The client library happily hung for several hours while I did other things. How can a process that's suspended not timeout incoming connections? Well, it's the kernel that services network requests and the process itself is only reading the buffers. If you want proof, look at this tcpdump output. Remember, the process has already been suspended by the time I ran tcpdump here.

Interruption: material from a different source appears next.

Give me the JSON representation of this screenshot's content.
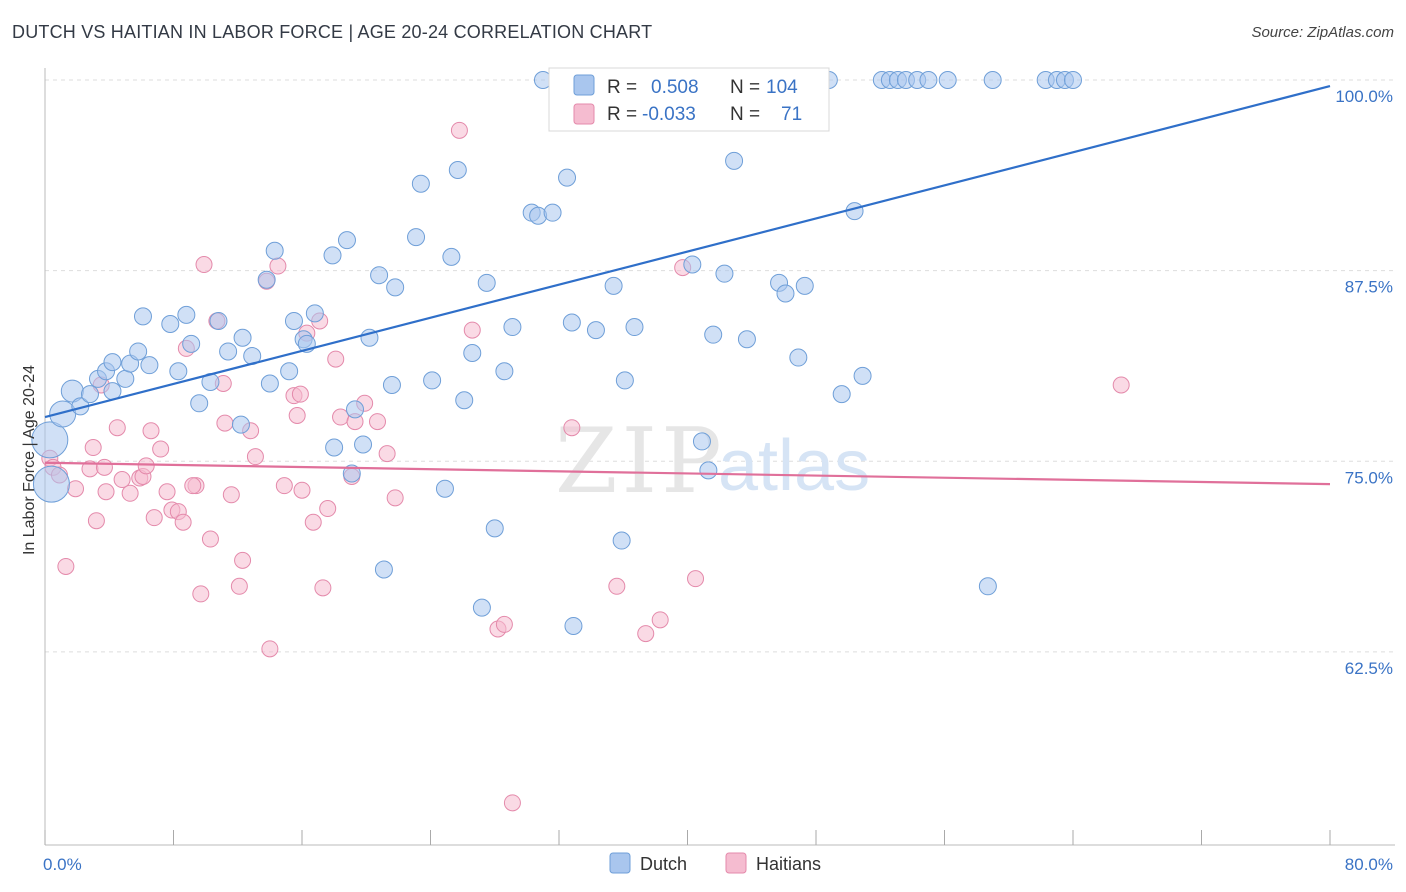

    stevej@t42p:~$ sudo tcpdump -i lo port 11211
    tcpdump: verbose output suppressed, use -v or -vv for full protocol decode
    listening on lo, link-type EN10MB (Ethernet), capture size 96 bytes
    18:02:40.576255 IP localhost.48124 > localhost.11211: F 2018798159:2018798159(0) ack 2012359105 win 257 <nop,nop,timestamp 15455978 14281170>
    18:02:40.577037 IP localhost.11211 > localhost.48124: . ack 1 win 256 <nop,nop,timestamp 15455979 15455978>
    18:03:19.037410 IP localhost.35662 > localhost.11211: S 2731273926:2731273926(0) win 32792 <mss 16396,sackOK,timestamp 15465593 0,nop,wscale 7>
    18:03:19.037435 IP localhost.11211 > localhost.35662: S 2723119696:2723119696(0) ack 2731273927 win 32768 <mss 16396,sackOK,timestamp 15465593 15465593,nop,wscale 7>
    18:03:19.037449 IP localhost.35662 > localhost.11211: . ack 1 win 257 <nop,nop,timestamp 15465593 15465593>
    18:03:19.037768 IP localhost.35662 > localhost.11211: P 1:10(9) ack 1 win 257 <nop,nop,timestamp 15465593 15465593>
    18:03:19.037776 IP localhost.11211 > localhost.35662: . ack 10 win 256 <nop,nop,timestamp 15465593 15465593>

So a connect timeout wouldn't help here, you need a recv timeout or something else. Restarting your client process won't help at all, it'll simply get stuck in the same place. In Ruby, the easiest thing to do is to use the Timeout module. Sadly, it only has second granularity but that's a lot better than hanging for several hours. You can also set use Socket#setsockopt with a recv timeout if you need finer grained timeout resolution.

    stevej@t42p:~$ irb
    irb(main):001:0> require 'rubygems'
    => true
    irb(main):002:0> require 'memcache'
    => true
    irb(main):003:0> CACHE = MemCache.new "localhost:11211"
    => <MemCache: 1 servers, 1 buckets, ns: nil, ro: false>
    irb(main):004:0> require 'timeout'
    => false
    irb(main):005:0> foo = Timeout::timeout(1) do
    irb(main):006:1*   CACHE.get("foo")
    irb(main):007:1> end
    /usr/lib/ruby/1.8/timeout.rb:54:in `cache_get': execution expired (Timeout::Error)
    from /usr/lib/ruby/gems/1.8/gems/memcache-client-1.5.0/lib/memcache.rb:209:in `get'
    from (irb):6:in `irb_binding'
    from /usr/lib/ruby/1.8/timeout.rb:56:in `timeout'
    from (irb):5:in `irb_binding'
    from /usr/lib/ruby/1.8/irb/workspace.rb:52:in `irb_binding'
    from /usr/lib/ruby/1.8/irb/workspace.rb:52

Do you want to guess what happened when I sent SIGCONT to memcache? My client processes, even the ones that had been hanging for hours, immediately returned with the expected data.

The obvious thing to do is to write a new MemCache subclass decorating all the calls to get, put, get_multi, etc with safer versions. Don't naively trust that the expected data made it to the cache.